Cleanup slated at toxic plant
U.S.-Mexico plan targets closed facility in Tijuana

By Joe Cantlupe and Dana Wilke
COPLEY NEWS SERVICE
February 16, 2004

WASHINGTON -- A decade after the Metales toxic waste dumpsite was shut down in Tijuana, U.S. officials are working on a tentative plan with Mexico to remove the most visible hazards within a year.

Environmental Protection Agency (EPA) officials said they expect as early as this summer to begin removing dozens of 55-gallon drums filled with lead wastes left at the former battery-recycling plant in the Chilpancingo neighborhood.

Mexican officials in 1994 closed the Metales y Derivados plant, which violated pollution standards set the by the North American Free Trade Agreement. At least 6,000 tons of lead debris and other contaminants remain at the site.

The company's owner, Jose Kahn, moved to San Diego from Mexico in 1995 after Mexican authorities issued a warrant for his arrest.

Several years earlier, U.S. authorities had filed criminal charges against Kahn over pollution violations, but they allowed the now-88-year-old businessman to avoid incarceration because of his advanced age.

The abandoned plant continues to raise health and environmental concerns, because neighborhood children and other residents routinely walk near the site.

"We want to start getting rid of the immediate risk that people face at the site, walking around it. We're not cleaning it yet, but we want to stabilize the site, so people aren't affected in the area," said David Jones, associate director of the EPA's Southwest management division.

The EPA's Office of International Affairs proposes to pay contractors $50,000 to remove at least 50 drums and sacks filled with contaminants. But Jones said neither the United States nor Mexico has immediate plans to begin a long-term cleanup of the site, which could be years away.

"There is not enough money right now to remove the contamination, but we want to prevent the site from getting any worse," said EPA spokeswoman Laura Gentile in San Francisco.
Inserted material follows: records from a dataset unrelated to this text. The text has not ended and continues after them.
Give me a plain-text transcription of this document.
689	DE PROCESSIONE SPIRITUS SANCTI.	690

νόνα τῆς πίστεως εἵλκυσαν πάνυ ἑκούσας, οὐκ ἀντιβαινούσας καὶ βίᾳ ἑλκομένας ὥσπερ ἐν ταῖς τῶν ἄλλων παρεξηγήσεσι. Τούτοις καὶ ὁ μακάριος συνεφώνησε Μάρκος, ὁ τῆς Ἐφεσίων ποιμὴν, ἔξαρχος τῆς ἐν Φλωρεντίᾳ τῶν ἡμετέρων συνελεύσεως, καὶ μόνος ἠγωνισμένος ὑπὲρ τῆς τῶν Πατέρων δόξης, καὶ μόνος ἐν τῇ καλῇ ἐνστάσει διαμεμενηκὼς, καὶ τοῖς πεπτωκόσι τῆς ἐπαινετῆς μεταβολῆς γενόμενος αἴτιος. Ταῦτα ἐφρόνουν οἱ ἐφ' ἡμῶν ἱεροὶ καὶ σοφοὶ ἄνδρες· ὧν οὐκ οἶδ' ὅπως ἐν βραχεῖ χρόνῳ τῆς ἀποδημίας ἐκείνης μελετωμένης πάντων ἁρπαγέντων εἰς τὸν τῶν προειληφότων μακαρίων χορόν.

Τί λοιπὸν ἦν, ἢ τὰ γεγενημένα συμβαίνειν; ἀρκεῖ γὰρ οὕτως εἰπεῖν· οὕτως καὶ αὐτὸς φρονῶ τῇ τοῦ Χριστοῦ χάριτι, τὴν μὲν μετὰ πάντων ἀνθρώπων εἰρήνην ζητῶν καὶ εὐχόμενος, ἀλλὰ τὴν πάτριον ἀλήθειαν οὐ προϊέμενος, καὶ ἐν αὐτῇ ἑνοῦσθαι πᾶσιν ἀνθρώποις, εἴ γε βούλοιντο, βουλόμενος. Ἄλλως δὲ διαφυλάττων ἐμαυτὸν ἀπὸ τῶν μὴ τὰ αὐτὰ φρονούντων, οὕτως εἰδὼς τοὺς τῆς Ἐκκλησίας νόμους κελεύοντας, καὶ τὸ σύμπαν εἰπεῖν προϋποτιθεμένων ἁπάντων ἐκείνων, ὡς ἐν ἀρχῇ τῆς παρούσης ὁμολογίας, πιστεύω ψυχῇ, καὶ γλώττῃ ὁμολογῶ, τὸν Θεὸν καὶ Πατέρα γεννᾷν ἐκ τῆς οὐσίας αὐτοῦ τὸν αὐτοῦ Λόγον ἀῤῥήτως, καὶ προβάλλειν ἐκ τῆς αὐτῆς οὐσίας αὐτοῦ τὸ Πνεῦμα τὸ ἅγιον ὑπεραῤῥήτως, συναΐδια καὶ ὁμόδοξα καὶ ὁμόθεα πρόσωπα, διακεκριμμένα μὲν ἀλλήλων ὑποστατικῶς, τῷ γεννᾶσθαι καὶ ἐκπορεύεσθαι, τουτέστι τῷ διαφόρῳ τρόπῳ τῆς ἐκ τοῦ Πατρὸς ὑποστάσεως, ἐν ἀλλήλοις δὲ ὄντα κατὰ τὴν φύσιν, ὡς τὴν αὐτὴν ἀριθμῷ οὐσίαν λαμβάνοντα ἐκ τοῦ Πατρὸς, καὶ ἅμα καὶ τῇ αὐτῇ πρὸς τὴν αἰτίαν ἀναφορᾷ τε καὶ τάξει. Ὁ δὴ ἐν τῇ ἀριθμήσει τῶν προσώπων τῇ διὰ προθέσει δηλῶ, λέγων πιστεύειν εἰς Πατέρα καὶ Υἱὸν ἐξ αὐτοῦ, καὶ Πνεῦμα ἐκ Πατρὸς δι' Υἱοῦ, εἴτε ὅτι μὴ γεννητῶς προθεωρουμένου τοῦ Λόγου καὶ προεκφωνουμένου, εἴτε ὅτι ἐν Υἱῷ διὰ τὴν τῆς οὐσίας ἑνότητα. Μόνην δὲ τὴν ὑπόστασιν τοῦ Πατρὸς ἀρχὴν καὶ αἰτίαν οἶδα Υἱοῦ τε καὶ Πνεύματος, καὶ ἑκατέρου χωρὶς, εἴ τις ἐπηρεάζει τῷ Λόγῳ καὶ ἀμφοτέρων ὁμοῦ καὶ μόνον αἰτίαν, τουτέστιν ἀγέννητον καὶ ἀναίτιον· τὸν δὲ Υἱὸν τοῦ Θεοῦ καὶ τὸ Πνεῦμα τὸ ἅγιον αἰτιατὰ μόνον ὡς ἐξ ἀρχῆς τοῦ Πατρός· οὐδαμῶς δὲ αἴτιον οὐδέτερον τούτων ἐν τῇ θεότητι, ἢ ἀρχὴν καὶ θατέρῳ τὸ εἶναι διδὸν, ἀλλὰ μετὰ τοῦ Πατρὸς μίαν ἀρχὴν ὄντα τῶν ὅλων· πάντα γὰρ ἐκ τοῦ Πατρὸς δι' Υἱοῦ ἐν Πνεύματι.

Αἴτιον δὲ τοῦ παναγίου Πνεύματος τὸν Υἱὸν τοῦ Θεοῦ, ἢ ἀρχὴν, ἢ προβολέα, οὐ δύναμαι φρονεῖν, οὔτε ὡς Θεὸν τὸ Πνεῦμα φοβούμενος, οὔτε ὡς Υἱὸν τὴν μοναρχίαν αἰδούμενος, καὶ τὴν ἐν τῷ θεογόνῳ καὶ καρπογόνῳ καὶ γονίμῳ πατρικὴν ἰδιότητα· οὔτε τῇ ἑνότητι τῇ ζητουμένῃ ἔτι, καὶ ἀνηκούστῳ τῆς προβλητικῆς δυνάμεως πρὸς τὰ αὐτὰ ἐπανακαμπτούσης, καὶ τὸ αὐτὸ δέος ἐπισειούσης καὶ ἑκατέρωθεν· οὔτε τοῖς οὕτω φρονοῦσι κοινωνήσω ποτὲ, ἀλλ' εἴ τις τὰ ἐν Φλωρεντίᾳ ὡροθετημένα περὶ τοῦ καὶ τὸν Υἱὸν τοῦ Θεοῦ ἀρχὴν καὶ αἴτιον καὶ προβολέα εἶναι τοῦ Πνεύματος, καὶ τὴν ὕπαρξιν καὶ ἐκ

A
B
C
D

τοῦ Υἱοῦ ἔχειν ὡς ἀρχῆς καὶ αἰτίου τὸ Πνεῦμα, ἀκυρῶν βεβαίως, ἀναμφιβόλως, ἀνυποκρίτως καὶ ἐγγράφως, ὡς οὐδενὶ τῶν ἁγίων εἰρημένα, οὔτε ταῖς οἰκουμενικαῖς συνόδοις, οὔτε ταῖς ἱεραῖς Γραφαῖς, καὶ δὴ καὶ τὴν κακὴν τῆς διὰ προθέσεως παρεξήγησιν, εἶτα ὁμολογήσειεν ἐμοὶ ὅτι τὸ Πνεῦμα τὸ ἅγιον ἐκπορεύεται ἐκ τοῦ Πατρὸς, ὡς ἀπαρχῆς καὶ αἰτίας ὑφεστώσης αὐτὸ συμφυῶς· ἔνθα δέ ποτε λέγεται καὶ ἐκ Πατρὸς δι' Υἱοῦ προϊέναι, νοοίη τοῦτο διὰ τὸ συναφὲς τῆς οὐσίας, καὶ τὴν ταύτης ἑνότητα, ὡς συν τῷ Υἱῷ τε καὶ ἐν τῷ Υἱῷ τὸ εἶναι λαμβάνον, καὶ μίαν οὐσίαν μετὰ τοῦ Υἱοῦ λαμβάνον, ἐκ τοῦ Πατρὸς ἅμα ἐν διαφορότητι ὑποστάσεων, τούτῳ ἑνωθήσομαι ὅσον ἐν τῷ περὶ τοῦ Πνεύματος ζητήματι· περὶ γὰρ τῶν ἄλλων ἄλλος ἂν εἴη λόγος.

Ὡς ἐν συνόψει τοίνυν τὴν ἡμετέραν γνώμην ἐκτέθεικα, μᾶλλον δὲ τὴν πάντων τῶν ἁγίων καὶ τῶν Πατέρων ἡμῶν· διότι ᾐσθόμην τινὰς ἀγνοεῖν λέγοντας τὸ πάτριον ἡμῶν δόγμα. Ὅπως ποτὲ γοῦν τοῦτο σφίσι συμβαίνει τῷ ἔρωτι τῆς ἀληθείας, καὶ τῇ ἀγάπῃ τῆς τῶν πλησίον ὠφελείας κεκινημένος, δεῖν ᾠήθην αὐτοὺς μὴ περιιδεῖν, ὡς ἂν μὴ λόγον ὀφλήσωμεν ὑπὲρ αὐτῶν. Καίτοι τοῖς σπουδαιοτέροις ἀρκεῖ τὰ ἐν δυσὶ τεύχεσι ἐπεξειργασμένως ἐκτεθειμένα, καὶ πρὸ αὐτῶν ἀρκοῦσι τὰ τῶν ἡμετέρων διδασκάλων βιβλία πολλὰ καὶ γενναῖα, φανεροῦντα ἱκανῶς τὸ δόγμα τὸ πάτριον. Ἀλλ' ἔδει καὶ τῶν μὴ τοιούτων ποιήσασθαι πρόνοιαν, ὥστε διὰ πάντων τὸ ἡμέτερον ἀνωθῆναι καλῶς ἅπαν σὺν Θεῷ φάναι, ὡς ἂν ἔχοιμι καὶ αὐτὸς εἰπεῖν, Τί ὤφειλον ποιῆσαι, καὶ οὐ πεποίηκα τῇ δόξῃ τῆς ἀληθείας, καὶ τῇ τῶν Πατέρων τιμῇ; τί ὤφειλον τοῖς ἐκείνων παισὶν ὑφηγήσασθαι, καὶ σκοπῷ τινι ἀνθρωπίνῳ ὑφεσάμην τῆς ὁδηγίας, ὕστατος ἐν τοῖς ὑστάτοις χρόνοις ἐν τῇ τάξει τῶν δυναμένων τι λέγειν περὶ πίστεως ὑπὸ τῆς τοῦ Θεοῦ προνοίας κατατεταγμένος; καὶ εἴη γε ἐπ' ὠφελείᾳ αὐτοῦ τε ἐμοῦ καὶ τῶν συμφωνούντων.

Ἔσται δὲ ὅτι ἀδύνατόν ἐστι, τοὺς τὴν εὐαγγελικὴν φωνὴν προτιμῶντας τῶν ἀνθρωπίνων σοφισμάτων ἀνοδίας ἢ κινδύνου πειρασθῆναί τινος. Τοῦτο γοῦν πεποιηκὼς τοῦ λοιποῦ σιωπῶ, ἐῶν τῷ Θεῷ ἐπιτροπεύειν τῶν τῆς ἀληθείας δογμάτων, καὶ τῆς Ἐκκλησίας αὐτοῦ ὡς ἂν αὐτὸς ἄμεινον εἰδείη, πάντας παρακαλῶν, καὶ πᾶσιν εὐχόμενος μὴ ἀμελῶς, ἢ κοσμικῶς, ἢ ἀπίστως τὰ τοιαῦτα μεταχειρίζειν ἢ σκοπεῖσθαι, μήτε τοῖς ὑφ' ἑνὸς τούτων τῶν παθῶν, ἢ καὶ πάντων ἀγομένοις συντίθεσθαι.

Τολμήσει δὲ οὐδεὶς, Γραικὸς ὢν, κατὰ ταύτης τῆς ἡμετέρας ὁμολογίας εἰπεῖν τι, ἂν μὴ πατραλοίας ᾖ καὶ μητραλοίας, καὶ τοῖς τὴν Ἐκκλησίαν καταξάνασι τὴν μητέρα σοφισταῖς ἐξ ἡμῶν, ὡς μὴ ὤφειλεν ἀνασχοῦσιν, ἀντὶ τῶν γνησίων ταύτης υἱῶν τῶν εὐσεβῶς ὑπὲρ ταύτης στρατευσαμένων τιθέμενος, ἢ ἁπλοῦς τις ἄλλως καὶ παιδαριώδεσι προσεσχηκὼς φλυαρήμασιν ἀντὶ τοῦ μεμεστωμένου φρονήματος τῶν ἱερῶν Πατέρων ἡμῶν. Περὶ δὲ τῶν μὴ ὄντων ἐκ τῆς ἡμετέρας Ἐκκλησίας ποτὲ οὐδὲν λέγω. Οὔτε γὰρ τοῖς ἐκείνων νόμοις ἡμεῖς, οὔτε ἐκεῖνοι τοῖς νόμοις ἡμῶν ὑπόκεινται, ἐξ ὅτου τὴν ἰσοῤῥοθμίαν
New Frontier Trading Corp., the parent company of Metales, said it had sought financing from two government-financed border agencies to help in a cleanup. The company's plans were rejected, officials said.

Environmental officials will be considering many options for the longer-term cleanup, including the possibility of a concrete "cap" to seal the toxic wastes, Jones said.

A representative of San Diego's Environmental Health Coalition, a watchdog group, said local environmentalists want to participate in the decision-making process. Eventually, government officials said they expect community involvement in the review of cleanup plans.

"We want to make sure the cleanup plan is carried out in an appropriate manner and corresponds to what community residents have chosen," said Amelia Simpson, one of the coalition's leaders. "We don't want a sloppy cleanup that winds up five years down the road with people still getting poisoned."